Snapping out of the metaphysical, I shifted in my seat and faced my father. Despite his Irish genes, Jon McGovern's face sported a healthy tan. I imagined he'd spent the weekend out on our sailboat, Galway's Treasure, soaking up the sun and fishing while wearing his iconic green fisherman's vest. Now on a foggy Monday morning, he sat beside his eldest of two daughters on a ferry boat heading home to Friday Island, Washington.

"I have vertigo," I answered deadpan. I'd popped a tablet of Dramamine before boarding, but the choppy waters still made my stomach twist.

"I know. You do look a little green, Allix," my father quipped.

Despite my best brooding efforts, I cracked a smile. 

"J pod is back from Vancouver," he continued, referring to one of the three Southern Resident orca populations in the Pacific Northwest. The pod travelled through the water channels between the San Juan Islands in Washington and the Gulf Islands in British Columbia. Friday Island was right smack in the middle of the archipelago. "Just in time to impress the film crews."

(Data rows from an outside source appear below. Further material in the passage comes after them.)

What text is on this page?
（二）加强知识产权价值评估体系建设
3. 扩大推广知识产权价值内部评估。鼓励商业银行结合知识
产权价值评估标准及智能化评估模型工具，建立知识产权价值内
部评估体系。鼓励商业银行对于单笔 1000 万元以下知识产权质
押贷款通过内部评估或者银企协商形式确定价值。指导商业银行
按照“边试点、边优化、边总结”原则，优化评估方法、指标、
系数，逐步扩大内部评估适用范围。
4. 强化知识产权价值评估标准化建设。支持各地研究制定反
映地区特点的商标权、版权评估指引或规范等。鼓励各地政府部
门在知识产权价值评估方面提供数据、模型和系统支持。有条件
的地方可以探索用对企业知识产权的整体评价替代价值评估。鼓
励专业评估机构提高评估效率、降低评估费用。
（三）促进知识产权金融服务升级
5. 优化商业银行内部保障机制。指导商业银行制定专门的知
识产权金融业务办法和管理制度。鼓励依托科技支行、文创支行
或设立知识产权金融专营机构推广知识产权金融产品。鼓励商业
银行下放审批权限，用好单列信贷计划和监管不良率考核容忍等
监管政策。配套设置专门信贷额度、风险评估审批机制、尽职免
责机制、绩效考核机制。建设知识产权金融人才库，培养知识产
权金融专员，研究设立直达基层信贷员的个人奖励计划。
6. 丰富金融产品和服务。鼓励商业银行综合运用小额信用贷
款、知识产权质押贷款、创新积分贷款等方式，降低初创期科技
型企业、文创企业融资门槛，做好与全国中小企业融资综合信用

"Film crews?"  I asked, lifting an eyebrow. I must've really fallen off the face of the Earth. 

"For the new drama series that your famous friend is co-producing. You'd think I'd remember what it's called considering it's all anyone is talking about these days, but I must've blocked it out."

In the stupid amount of time it took me to realize who my father was talking about, I blinked and said, "Oh. That's neat."

Dakota Black was my only famous friend. Or, more accurately, Dakota Black was my friend. Our once iron-clad friend group had drifted apart when we started college this past fall and was probably nearing extinction. In all honesty, I wouldn't be surprised if it was already extinct, and I just wasn't aware. After all, I hadn't spoken to any of my friends since New Year's Eve.

My father had started talking again, saying something about when Dakota was supposedly returning to Friday Island to begin filming, but I wasn't paying attention.

Across the aisle, a middle-aged man with a bad spray tan removed a banana from his briefcase and wasted no time peeling it. Its potent stench hit me almost instantaneously, and my queasy stomach threatened to rebel against my resolve.

"I need to get some air," I declared, jumping to my feet as the bitter taste of bile suddenly became all-consuming. I'd always made a point of never emptying my stomach in a public place, and I wasn't keen on starting now.